There is a platoon in this demented cohort who were not even born until long after the Second World War and who pine for a time about which they knew and know nothing.
The same kind of eejits who want to restore imperial measurements despite the fact that most of the population haven’t a scooby what they’re on about it.
Well, enough of this Little Englander nonsense. Enough of demonising migrants, most especially when the people most vocal on the subject came from families who migrated here. On pricey planes rather than leaky boats Enough of complaining that people haven’t learned English well enough, whilst presiding over an education system which is systematically outlawing the ability of our children to learn other languages.
I’ve never felt especially British, but I’ve never felt so ashamed to have it as an assumed part of my identity.
It’s a myth, of course, that Scotland is a country which has set its face against prejudice. Yet it is still a country where its government argues in favour of equity and diversity. A government which thinks it rather more important to stop the war than stop the boats.
Boats that wouldn’t launch in the first place if there was a government in London that could fixate on stopping the traffickers rather than punishing the migrants.

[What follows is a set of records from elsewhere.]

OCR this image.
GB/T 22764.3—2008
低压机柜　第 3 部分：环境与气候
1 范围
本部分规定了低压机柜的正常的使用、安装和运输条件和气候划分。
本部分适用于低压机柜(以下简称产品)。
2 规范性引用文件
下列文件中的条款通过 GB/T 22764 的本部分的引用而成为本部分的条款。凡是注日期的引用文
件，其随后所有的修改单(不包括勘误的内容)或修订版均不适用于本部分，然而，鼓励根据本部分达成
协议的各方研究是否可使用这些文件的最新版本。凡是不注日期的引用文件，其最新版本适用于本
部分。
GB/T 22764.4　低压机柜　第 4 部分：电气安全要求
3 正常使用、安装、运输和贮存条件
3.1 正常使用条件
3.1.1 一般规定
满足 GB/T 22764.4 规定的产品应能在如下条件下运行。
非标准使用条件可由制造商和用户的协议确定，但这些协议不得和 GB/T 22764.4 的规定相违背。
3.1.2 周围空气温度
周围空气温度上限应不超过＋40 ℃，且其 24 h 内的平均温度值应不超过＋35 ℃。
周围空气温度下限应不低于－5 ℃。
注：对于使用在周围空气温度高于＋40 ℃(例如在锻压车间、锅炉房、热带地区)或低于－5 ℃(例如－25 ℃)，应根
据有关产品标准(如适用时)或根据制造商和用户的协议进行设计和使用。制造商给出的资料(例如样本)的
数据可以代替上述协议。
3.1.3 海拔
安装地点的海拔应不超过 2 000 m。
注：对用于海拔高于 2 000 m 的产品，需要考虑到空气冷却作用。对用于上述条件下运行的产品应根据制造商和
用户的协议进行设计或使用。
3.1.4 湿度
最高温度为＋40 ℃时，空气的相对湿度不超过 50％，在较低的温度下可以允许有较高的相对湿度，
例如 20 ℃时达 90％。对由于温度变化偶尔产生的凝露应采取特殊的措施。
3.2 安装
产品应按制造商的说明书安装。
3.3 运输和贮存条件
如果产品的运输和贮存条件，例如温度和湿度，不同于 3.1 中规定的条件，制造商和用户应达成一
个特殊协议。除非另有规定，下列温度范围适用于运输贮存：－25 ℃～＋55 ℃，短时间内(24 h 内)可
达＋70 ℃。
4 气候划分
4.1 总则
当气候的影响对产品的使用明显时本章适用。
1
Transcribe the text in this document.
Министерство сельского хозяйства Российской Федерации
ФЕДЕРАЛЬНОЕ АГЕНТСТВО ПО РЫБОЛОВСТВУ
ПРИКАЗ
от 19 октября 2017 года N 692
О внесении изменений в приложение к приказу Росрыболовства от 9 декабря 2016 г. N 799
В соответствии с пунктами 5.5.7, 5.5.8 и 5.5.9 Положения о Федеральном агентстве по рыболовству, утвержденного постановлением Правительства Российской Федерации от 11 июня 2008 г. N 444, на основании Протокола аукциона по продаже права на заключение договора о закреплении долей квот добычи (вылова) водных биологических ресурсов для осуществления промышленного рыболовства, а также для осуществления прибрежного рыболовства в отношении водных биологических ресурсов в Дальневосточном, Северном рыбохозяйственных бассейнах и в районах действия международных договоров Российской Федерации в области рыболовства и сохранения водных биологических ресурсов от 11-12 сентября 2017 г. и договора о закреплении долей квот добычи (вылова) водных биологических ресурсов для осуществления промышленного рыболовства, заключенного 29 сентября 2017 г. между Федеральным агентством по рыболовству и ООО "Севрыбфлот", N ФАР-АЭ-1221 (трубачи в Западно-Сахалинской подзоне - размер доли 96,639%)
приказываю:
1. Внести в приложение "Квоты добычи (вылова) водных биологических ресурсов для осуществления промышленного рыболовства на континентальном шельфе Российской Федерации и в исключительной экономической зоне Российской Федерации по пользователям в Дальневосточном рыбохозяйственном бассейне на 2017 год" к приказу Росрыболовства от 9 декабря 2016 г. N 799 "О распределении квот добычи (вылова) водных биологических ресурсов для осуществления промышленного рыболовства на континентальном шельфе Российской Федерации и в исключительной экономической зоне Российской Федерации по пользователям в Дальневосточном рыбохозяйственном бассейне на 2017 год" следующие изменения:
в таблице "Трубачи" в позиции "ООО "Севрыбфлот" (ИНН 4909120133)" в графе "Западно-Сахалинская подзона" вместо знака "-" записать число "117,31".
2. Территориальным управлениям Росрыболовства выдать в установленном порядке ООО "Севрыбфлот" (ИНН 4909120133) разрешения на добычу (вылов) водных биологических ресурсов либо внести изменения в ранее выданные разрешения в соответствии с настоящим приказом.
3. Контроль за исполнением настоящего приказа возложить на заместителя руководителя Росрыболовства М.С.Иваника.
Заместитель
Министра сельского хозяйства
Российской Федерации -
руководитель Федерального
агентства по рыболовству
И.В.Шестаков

A government that might have the intellectual capacity to acknowledge that the one surefire way to encourage illegal entry is making the legal variety, well, nigh-impossible.
And, not least, a Home Office which doesn’t let the asylum applications double and triple and quadruple on its watch, leading to both bureaucratic constipation and additional human misery.
This Conservative shower are the architects of their own misfortune. In Scotland, we can do better. In truth, it would be damn hard to do worse.